Free Range descends upon the old Trueman Brewery in East London each summer. It’s the showcase for the country’s art courses and over a period of several weeks showcases fine art, fashion, graphic design and photography.

As you’d expect from student work the quality varies wildly – both across individuals and courses – but its always an enjoyable way to spend an hour or so, drifting around the warren of rooms.

By far the strongest work on this first brief tour of the 2015 shows was by the University of Westminster. I’m not sure how the various spaces are allocated but they certainly merited what seemed the largest and brightest space in this old industrial building. My favourite piece was ‘Modern Living‘ by James Berrington – a series of prints of individual house bricks, all shot at the same angle under even light. I was fascinated by the variety of colours and textures or the bricks, and by how strangely edible they looked – like blocks of crumbly biscuit or slabs of soft fudge. However it was lunchtime and I had eaten yet, so perhaps that was colouring my judgement.

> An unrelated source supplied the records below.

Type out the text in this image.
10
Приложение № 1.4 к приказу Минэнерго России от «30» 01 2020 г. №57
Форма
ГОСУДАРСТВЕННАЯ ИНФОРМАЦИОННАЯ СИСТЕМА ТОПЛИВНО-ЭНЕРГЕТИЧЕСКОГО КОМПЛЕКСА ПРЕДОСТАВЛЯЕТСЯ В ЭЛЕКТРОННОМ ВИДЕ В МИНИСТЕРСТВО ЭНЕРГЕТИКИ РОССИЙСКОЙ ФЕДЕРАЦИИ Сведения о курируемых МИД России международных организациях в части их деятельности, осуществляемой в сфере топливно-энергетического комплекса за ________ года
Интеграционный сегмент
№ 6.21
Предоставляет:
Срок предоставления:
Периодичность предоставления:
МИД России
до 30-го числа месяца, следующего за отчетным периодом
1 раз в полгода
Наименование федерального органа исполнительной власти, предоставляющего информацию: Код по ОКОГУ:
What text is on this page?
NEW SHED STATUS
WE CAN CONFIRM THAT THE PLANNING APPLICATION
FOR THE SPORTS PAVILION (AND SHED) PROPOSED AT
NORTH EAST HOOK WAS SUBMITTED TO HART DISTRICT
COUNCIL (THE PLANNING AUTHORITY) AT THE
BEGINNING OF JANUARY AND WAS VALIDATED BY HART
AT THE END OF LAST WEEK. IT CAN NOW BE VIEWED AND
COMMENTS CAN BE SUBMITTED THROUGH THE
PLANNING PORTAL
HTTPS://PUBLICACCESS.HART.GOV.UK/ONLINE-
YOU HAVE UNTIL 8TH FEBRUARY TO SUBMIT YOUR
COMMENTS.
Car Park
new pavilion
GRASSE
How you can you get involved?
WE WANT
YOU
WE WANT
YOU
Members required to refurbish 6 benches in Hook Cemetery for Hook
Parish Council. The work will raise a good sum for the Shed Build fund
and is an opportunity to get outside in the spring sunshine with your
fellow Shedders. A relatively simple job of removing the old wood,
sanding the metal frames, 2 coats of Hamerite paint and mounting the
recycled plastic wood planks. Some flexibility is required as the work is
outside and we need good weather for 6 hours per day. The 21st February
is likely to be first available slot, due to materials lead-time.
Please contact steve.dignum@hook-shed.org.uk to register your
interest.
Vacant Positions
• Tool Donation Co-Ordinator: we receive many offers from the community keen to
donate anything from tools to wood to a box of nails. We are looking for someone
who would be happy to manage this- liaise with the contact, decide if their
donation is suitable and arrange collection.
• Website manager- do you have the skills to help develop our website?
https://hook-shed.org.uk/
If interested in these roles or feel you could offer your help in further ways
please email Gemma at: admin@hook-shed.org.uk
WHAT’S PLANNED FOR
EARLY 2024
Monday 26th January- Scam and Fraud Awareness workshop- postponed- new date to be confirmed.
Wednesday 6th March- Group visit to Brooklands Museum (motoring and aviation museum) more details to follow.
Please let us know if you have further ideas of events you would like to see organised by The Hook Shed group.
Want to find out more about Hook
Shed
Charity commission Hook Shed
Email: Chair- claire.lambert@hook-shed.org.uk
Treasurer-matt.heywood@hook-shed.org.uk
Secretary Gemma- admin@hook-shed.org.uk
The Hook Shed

Of course, shooting typologies is nothing new – its been a familiar approach from Bernd and Hilla Becher onwards – and the internet is awash with subject-based collections of images ‘curated’ by anyone with access to a smart phone and an armoury of retro-filters – but I liked the stripped down style of these images. Taken individually they could be commercial stock photos – but en masse they looked almost pop-art. And I found myself wanting to know more about these bricks than I did about most of the more obviously worthy subjects on show.

Jasper Jones trod familiar territory – man’s impact on the environment, incongruous urban forms in vast arid landscapes – but presented them in a mixture of formats juxtaposed in a variety of interesting ways. Increasingly I find myself wanting to move beyond the single image, the overly respectful photo book which treats an image, however mediocre or hackneyed, with the reverence that only an excess of white space and a tastefully minimalist caption can truly capture. I want to see images juxtaposed and cropped and printed in different styles, placed upside down and printed across. I’m not sure Jones was entirely successful but I was glad to not be confronted by yet another row of tasteful black frames and white borders.

Not that tasteful is bad. A beautiful images is a beautiful image and I loved Sophie Fauchier‘s dreamy images of her father’s country house in Normandy – all soft focus and atmosphere – it felt like watching an art house movie with subtitles on a Sunday afternoon in winter (you know, that feeling). The best image, a pair of bright red wellington’s lying on the bank of a lake, all hazy Whistler blues – reminiscent of Nicholas Roeg’s ‘Don’t Look Now’.